Growers are expecting decent yields
NY futures had another mixed week, but this time it was July that was up by 368 points to close at 84.48 cents, while December dropped 70 points to close at 78.72 cents.
The July contract, which had its First Notice Day, is going out on a strong note, reflecting the extremely tight statistical situation we are currently in. The fact that the majority owner of the certified stock is not only keeping what's left of his inventory, but is adding more by owning around 70% of the remaining longs in the July contract, is certainly a sign of strength.
Since there is only a limited amount of open contracts remaining in July, it is not likely that we will see any last minute fireworks. After accounting for the 476 notices that were issued, there were only 1'901 contracts or 190'100 bales open in the July contract as of this morning and this number has probably been reduced further during session. Because the sole issuer of these notices has previously taken delivery of over 2'900 contracts, no one seems to be caught on the wrong foot entering this delivery period and it is now simply a matter of some certified stock changing ownership.
We believe that there is only one large Merchant in control of most of the 490'639 bales of certified stock that remain at this point and since there is no incentive to hang on to this cotton due to the steep inversion to December, it is probable that the entire lot will disappear over the next couple of months. It would indeed be a great side effect of this bull market to see the entire certified stock being disposed of, since it has accumulated a bunch of undesirable bales over the years.
The same is true for the cash market, as merchants have been busy pushing their remaining inventories out the door in light of the inversion that exists in the physical market as well. The forward A-index, which calculated at 87.10 cents, is substantially lower than the current crop A-index, which was last quoted at 95.70 cents on June 22 and has since been discontinued due to a lack of suitable offers. Unless the case can be made that hanging on to a position will yield a higher price a few weeks from now, it makes more sense to get rid of the position in order to stop the carry.
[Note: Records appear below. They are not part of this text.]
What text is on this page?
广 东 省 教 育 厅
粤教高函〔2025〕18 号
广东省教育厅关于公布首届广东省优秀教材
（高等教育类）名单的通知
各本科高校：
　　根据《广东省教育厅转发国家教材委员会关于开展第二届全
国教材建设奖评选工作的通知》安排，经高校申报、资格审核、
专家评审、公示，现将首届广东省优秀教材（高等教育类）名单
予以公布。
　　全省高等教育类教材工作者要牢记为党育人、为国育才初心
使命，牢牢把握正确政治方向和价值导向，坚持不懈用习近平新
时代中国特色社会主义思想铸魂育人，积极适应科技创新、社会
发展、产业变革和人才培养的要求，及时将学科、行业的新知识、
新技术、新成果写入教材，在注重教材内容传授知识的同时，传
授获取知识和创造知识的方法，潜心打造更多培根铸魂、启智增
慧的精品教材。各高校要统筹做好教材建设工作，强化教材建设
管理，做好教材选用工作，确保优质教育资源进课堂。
The US serves as a prime example. Although there can't be much old crop cotton left for sale, US shippers are not holding out for potentially higher prices and are cleaning house before new crop starts hitting the gins. Last week's US export sales were once again quite impressive at 84'400 running bales for prompt shipment and 174'400 running bales for shipment August onwards. Total sales for the current season now amount to 13.5 million statistical bales, whereof 10.4 million have so far been exported, while commitments for the coming season currently stand at 2.2 million statistical bales.
The market seems to be able to 'save' itself into new crop, where supplies will initially be plentiful with the arrival of the Northern Hemisphere harvest. However, if the current statistical outlook for the coming season proves to be more or less accurate, we are likely to find ourselves in a similar or worse predicament by next spring or summer. Although there is not much volume traded yet in the July and December 2011 contracts, there already exists an inversion of 400 points between the two and we get the feeling that the next edition of the July/Dec spread may not end as benign as this year.